Is Dynamic Pricing Fair?
The question of fairness often arises when discussing dynamic pricing. While it’s true that some customers might benefit from lower prices due to the flexibility of this strategy, dynamic pricing is inherently neutral. It’s more akin to the fluctuating prices in the stock market, adjusting based on real-time demand and supply.
Types of Dynamic Pricing
- Time-Based Pricing: Prices vary based on the time of day, week, or season. This is common in the airline and hospitality industries.
- Demand-Based Pricing: Prices rise during peak demand and decrease during off-peak times, as seen in ride-sharing services.
- Segmented Pricing: Different customer segments see different prices, catering to their willingness to pay.
- Penetration Pricing: Lowering prices initially to enter a new market, with the intent to increase them over time.
Customer Perception of Dynamic Pricing
Dynamic pricing is a good strategy from the point of view of retailers, both retail and e-tail. However, a recent survey revealed that a majority of customers do not like the constant price changes caused by dynamic pricing.
However, when that research data is broken down into age groups, it was found that a larger number of young customers welcomed dynamic pricing. They saw this as a way to get the items they needed at the best prices possible. This was because customers who were more savvy with technology were aware of price comparison websites that would help them find the best price for a particular product online.
New Factors in Dynamic Pricing
As more customers make use of virtual assistants like Google Home or Amazon Echo & Alexa to shop, merchants can begin to gain new insights into customer behavior, Questions customers ask the virtual assistants can provide a view into the factors that influence their buying decisions.
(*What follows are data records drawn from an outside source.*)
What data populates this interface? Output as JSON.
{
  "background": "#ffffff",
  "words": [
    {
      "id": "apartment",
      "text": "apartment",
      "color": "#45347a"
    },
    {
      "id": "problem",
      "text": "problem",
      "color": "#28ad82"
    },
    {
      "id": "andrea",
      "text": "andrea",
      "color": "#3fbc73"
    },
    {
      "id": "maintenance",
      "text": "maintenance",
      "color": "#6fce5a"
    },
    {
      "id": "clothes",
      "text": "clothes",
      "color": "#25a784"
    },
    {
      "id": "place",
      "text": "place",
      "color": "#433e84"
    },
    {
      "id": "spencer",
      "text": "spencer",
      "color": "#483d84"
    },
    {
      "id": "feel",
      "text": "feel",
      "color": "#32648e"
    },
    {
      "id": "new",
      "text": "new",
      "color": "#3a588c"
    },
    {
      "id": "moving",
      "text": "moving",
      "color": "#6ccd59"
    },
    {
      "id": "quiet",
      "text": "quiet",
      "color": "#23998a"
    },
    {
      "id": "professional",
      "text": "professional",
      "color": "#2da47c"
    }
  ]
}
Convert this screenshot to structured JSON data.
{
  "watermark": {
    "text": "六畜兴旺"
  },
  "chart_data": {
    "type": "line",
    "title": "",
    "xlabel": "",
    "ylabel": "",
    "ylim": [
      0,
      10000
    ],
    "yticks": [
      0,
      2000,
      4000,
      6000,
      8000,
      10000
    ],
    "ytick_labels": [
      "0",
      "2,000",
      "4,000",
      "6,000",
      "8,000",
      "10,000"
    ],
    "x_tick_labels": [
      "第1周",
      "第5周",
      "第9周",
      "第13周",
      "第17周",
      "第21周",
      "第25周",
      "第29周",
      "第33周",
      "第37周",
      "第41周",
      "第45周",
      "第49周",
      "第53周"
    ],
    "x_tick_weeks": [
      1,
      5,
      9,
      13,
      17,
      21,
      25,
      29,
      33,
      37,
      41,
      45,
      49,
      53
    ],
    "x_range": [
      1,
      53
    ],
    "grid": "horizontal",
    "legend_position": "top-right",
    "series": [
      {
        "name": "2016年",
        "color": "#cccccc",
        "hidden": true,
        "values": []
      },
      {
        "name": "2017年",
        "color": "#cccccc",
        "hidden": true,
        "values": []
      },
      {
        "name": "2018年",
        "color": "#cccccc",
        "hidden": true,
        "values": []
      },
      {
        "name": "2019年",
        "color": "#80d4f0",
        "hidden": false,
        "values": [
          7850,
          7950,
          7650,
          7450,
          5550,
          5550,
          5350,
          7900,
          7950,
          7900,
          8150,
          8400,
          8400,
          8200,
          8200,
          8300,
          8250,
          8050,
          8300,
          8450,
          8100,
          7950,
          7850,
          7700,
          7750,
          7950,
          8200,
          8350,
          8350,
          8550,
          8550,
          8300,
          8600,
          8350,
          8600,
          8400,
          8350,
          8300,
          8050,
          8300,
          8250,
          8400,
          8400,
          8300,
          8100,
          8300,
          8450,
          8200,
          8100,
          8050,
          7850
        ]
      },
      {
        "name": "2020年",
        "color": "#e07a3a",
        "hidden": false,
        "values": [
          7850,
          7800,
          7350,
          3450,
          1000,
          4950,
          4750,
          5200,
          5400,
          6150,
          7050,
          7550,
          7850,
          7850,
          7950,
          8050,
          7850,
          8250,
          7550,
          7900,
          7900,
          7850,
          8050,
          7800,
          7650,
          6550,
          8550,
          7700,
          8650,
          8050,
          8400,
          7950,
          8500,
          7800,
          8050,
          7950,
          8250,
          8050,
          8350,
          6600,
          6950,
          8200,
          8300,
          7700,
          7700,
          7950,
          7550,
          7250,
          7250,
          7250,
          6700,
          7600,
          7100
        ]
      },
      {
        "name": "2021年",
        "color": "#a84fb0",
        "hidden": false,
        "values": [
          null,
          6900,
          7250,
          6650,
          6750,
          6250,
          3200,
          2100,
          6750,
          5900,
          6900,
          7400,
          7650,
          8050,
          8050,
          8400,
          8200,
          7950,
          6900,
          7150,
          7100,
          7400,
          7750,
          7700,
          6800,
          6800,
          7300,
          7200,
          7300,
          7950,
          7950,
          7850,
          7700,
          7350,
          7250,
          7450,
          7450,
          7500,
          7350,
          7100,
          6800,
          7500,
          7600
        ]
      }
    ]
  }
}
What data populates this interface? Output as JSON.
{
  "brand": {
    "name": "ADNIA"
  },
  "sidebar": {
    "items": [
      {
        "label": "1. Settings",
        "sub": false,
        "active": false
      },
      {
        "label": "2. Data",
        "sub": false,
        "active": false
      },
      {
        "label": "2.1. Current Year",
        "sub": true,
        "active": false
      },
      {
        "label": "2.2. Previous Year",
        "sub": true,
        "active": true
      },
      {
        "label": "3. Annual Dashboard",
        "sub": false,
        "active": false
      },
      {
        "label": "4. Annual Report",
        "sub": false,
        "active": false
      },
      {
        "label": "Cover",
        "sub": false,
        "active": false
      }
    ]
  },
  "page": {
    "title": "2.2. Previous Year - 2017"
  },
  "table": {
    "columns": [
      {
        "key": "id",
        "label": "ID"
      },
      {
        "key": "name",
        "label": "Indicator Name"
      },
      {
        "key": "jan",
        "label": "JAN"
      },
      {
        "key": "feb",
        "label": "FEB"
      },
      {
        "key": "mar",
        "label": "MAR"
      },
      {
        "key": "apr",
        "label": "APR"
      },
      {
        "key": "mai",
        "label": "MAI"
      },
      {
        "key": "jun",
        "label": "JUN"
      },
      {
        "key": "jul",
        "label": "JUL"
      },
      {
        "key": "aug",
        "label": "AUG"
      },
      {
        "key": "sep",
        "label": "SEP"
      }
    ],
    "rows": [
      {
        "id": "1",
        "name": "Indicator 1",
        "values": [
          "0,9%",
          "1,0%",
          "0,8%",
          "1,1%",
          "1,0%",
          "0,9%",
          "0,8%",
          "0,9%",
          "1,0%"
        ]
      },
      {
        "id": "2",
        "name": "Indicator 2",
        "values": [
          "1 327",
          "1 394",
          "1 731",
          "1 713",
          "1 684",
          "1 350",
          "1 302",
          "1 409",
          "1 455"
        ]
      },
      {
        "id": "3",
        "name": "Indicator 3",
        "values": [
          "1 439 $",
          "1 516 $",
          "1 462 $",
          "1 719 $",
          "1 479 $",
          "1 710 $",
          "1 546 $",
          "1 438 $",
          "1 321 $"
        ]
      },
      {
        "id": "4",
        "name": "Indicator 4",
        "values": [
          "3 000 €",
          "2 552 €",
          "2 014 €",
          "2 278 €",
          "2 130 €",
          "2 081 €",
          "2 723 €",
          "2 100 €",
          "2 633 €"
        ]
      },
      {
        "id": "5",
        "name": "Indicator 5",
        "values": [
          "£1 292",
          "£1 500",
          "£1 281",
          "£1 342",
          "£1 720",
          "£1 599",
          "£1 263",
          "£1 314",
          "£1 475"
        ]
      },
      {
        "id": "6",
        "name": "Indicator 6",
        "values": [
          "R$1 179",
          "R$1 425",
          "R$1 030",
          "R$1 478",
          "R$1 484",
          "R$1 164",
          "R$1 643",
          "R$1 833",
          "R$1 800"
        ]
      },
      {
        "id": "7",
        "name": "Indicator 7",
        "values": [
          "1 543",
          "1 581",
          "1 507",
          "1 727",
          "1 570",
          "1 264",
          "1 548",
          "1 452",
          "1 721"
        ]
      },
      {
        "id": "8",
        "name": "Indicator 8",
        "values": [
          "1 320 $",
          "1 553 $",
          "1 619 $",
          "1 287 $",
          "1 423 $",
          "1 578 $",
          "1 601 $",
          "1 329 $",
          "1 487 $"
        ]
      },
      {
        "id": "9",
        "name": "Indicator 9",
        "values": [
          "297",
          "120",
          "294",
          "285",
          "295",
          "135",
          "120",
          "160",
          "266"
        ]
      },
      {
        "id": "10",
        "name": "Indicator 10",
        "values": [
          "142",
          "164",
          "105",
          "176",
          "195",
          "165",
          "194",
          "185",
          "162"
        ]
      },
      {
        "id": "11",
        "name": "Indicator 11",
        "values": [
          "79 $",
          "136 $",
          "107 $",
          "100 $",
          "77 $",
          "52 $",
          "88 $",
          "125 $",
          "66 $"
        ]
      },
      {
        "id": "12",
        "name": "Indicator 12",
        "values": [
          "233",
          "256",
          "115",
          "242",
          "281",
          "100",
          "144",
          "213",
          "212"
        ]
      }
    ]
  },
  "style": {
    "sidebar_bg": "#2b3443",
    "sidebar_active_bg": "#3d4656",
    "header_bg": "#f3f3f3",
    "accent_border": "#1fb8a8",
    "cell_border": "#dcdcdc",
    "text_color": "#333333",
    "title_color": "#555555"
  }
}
The dynamic pricing software can then use this information to make pricing offers to the customer.
The Future of Dynamic Pricing
Though some studies show that customers do not appreciate constant price changes, dynamic pricing combined with AI is a good strategy for retailers. Not many retailers would change their prices as frequently as Amazon does. Amazon can afford to do this because they generate huge volumes of sales and their customers come to them expecting the best prices.
For other retailers, dynamic pricing on a less frequent basis would work well. This works not just for ecommerce, but for in-store sales too. Sales persons can have apps installed on their mobile phones that link to the dynamic pricing app. This app can advise them on the best prices to offer on a product to a customer they are interacting with, show related products to promote and so on.
Dynamic pricing is an essential need in retail business and is here to stay. Artificial Intelligence can make dynamic pricing more relevant, the informed decisions can make the prices more acceptable to customers, as a part of personalized service.
You can personalize your pricing for your customers, be agile in responding to market changes, and increase revenues, using a Dynamic Pricing solution.